Le tribunal a entendu des arguments dans l’affaire du Mississippi qui pourraient également affecter les électeurs de 13 autres États et du District de Columbia qui disposent de délais de grâce pour voter par correspondance. Quinze autres États, dotés de délais de vote plus cléments pour les électeurs militaires et étrangers, pourraient également être concernés.
Une décision est attendue d’ici fin juin, suffisamment tôt pour décider du décompte des voix pour les élections législatives de mi-mandat de 2026.
La contestation judiciaire fait partie d’une attaque plus large du président Trump contre la plupart des votes par correspondance, qui, selon lui, engendrent la fraude malgré des preuves solides du contraire et des années d’expérience dans de nombreux États.

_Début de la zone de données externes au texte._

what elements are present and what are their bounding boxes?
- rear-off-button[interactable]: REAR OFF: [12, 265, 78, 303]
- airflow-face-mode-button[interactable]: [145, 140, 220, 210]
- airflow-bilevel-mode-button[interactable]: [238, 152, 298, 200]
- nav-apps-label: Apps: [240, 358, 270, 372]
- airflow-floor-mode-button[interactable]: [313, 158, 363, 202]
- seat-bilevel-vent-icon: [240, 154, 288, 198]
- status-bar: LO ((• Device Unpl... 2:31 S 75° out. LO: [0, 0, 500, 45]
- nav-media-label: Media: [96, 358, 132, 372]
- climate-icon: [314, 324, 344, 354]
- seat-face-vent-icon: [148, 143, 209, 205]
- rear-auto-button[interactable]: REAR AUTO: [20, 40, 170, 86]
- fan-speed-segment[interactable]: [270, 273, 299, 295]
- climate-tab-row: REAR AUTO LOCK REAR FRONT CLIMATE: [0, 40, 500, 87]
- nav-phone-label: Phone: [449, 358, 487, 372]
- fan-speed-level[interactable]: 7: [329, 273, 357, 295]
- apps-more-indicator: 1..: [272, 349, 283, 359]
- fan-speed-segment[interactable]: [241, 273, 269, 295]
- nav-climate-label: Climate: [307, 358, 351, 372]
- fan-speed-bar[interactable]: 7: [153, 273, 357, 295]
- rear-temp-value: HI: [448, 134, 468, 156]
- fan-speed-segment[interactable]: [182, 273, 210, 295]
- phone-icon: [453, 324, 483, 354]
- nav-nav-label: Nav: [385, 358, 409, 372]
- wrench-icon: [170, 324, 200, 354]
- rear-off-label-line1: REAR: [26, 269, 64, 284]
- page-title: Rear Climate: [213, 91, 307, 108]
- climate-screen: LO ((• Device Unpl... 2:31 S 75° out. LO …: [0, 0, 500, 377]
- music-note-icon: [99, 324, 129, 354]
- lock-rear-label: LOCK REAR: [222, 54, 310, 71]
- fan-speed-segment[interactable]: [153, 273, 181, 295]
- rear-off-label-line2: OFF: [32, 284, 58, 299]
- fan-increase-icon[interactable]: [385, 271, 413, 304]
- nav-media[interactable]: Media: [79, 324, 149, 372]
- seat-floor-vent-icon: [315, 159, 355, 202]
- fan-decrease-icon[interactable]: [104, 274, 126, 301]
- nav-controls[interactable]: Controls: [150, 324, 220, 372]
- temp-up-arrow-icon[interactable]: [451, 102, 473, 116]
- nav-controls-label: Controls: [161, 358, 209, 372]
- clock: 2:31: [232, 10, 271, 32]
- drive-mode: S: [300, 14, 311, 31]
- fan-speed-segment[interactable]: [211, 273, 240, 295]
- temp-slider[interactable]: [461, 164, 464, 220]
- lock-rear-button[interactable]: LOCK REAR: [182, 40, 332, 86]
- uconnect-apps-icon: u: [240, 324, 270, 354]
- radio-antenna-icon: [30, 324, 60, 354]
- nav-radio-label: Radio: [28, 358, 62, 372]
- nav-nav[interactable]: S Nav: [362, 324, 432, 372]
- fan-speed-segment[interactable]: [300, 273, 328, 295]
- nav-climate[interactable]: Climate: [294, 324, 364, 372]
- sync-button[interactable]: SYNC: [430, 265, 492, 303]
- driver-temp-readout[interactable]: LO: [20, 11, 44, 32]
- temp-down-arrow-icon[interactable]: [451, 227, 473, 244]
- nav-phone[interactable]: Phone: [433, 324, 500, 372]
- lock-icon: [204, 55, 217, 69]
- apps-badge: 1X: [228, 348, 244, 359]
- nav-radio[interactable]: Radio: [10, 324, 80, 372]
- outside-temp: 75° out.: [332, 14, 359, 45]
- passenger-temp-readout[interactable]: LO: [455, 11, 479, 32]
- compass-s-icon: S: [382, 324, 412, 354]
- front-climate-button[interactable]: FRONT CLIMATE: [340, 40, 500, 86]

Plusieurs juges conservateurs se sont prononcés sur certaines des plaintes de Trump. Le juge Samuel Alito a mis en doute l’apparence de fraude dans une situation où un « nombre massif de bulletins de vote » arrivés en retard a « fondamentalement bouleversé » l’élection.
Le procureur général du Mississippi, Scott Stewart, a défendu la loi de l’État, soulignant que l’administration Trump et ses alliés dans cette affaire n’ont pas encore déposé un seul cas de fraude liée à des bulletins de vote par correspondance arrivés tardivement.
Les juges libéraux du tribunal ont déclaré qu’ils avaient l’intention de respecter la loi de l’État qui fixe une date limite après le jour du scrutin.
La juge Sonia Sotomayor a déclaré : « C’est au Congrès, aux États et au Congrès de décider de cette question, et non aux tribunaux. »
Les responsables électoraux des États et des grandes villes ont déclaré au tribunal dans une déclaration écrite que forcer les États à modifier leurs pratiques des mois avant une élection risquait de « créer une confusion et une privation du droit de vote », en particulier dans les régions qui ont assoupli les délais depuis des années.
Des États comme la Californie, le Texas, New York et l’Illinois ont fixé des délais après le jour du scrutin. L’Alaska, qui compte de longues distances et des conditions météorologiques souvent imprévisibles, compte également les bulletins de vote arrivant tardivement.
Les avocats de l’administration Trump ainsi que du Parti républicain et du Parti libertaire demandent au juge de confirmer une décision d’appel qui a invalidé une loi du Mississippi autorisant le décompte des bulletins de vote s’ils arrivaient dans les cinq jours ouvrables après l’élection et portaient le cachet de la poste le jour du scrutin.
Les juges étaient préoccupés par les eaux glissantes qui pourraient surgir, peu importe qui remporte le procès.
Le juge Neil Gorsuch a suggéré que les bulletins de vote pourraient être acceptés jusqu’au début du prochain Congrès, deux mois après les élections.
Pendant ce temps, la juge Elena Kagan a déclaré que la logique derrière la contestation du vote tardif pourrait également être utilisée pour exclure le vote anticipé et le vote par correspondance.
Les restrictions sur le vote anticipé semblent également déranger le juge en chef John Roberts, le membre conservateur de la Cour le plus susceptible de se ranger du côté du Mississippi.
Le tribunal a également contesté la survie d’une loi de l’État autorisant l’arrivée tardive des bulletins de vote militaires et étrangers.
L’année dernière, le président Trump a signé un décret sur les élections visant à exiger que les votes soient « déposés et reçus » avant le jour du scrutin. L’ordonnance est bloquée par une contestation judiciaire en cours.
Dans le même temps, quatre États sous contrôle républicain (Ohio, Kansas, Dakota du Nord et Utah) ont supprimé les délais de grâce l’année dernière, selon la Conférence nationale des législatures des États et l’Institut des droits de vote.
La question dont est saisie la Cour suprême est de savoir si la loi fédérale fixe une date d’élection unique exigeant à la fois que les électeurs votent et que les bulletins de vote soient reçus par les représentants de l’État.
En invalidant le délai de grâce du Mississippi, le juge Andrew Oldham de la Cour d’appel du 5e circuit a écrit que la loi de l’État autorisant le décompte des bulletins de vote arrivant tardivement viole la loi fédérale.
Oldham et les deux autres juges qui se sont joints à la décision unanime, James Ho et Stuart Kyle Duncan, ont tous été nommés au cours du premier mandat de Trump.